Hi there, I am having trouble understanding the relation of X and Y when problem X is reducible to Y.
In the question in the picture, I especially don't understand why a and b are not correct, if X is no harder than Y, then Y is at least as hard as X (?), then if X is NP-complete, wouldn't Y be at least NP-complete too?
Thank you
(question source: https://introcs.cs.princeton.edu/java/55intractability/)
It might help to reason by analogy here. Rather than thinking about problems and reducibility, let’s talk about people and how fast they run.
Let’s define SO to be all the people who use Stack Overflow, and then define someone to be SO-fast if they can run at least as fast as anyone who uses Stack Overflow. We can then say that someone is SO-complete if they use Stack Overflow (they’re in SO) and also can run at least as fast as anyone on Stack Overflow (they’re SO-fast).
Now, suppose that X can run no faster than Y and that Y is SO-complete. Does that mean that X is definitely SO-fast? Probably not. All we know that X can’t outrun someone who can run as fast as everyone on Stack Overflow. Maybe that means X can run just as fast as Y and is therefore also SO-fast, but it’s more likely that X isn’t nearly that fast. So, reasoning by analogy, do you see why option (a) is incorrect?

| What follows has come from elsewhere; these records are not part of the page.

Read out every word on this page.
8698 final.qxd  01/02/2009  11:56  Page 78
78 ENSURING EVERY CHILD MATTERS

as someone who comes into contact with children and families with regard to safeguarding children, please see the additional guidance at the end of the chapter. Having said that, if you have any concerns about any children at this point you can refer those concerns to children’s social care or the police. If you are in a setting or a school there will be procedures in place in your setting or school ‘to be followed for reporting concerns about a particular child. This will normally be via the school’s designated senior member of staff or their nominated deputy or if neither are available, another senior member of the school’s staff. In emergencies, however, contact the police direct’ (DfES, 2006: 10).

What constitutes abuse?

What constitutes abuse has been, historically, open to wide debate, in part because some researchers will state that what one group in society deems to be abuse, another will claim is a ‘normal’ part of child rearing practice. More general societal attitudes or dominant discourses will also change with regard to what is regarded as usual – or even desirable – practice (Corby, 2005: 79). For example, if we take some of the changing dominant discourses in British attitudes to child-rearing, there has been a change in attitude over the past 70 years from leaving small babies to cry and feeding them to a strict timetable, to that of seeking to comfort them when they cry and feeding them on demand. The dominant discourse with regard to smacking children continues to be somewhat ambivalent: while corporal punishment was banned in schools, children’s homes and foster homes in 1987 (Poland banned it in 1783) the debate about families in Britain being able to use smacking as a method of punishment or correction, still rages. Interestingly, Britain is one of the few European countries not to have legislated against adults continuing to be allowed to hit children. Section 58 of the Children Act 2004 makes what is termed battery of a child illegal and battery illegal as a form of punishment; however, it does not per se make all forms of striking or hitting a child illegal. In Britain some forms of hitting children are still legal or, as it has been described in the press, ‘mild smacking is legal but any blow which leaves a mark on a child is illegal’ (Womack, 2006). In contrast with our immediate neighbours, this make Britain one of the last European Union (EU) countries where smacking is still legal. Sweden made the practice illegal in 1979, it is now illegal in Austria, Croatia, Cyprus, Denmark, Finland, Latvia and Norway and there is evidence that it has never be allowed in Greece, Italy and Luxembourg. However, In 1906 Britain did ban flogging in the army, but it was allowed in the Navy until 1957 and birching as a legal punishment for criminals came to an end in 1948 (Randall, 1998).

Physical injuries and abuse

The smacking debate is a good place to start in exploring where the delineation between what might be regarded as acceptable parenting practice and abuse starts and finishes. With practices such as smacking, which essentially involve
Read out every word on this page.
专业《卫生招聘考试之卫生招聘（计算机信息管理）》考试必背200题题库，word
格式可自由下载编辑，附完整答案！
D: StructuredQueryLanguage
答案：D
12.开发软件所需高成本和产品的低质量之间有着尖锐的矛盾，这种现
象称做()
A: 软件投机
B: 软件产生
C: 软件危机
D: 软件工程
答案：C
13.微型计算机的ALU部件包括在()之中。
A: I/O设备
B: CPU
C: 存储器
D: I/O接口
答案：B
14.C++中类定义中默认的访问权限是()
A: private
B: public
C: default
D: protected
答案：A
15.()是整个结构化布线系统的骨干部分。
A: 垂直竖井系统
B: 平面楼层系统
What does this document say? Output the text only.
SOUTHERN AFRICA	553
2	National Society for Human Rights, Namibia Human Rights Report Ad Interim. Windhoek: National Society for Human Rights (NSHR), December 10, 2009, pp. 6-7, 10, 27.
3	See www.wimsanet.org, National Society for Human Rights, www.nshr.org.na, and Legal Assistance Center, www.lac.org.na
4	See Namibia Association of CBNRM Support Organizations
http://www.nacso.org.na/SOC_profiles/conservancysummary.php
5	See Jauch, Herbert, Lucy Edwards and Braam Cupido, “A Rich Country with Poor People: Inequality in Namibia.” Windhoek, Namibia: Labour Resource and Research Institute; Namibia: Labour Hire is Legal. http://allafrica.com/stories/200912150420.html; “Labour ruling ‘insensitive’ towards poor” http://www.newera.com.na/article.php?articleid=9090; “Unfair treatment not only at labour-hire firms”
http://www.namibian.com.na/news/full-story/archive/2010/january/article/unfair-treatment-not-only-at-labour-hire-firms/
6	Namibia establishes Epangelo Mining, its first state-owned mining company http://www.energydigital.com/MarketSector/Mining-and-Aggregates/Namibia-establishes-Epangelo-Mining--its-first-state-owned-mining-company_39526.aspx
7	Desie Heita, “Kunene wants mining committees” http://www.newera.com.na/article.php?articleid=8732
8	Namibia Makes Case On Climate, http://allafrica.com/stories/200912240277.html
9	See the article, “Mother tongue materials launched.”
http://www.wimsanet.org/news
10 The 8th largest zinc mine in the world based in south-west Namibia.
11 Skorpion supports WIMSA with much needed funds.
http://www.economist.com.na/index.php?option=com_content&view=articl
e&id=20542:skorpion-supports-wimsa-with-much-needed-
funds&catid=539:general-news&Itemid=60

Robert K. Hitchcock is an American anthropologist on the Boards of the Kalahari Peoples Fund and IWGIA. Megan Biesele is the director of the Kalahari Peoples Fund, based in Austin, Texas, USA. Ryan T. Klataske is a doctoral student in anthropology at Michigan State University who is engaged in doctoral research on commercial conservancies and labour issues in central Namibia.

Next, suppose X can run no faster than Y and that X is SO-complete. Does that mean that Y is SO-complete? The answer is no. I’m going to assume that Usain Bolt is not a Stack Overflow user, but I can guarantee you that Usain Bolt can outrun anyone on Stack Overflow. That means that Usain Bolt is SO-fast, but not SO-complete. Remember that SO-completeness has two components: you have to be fast, but you also have to be a Stack Overflow user. Knowing you can outrun the fastest Stack Overflow users says nothing about whether you yourself are on Stack Overflow. Does that account for why option (b) is incorrect?
Hope this helps!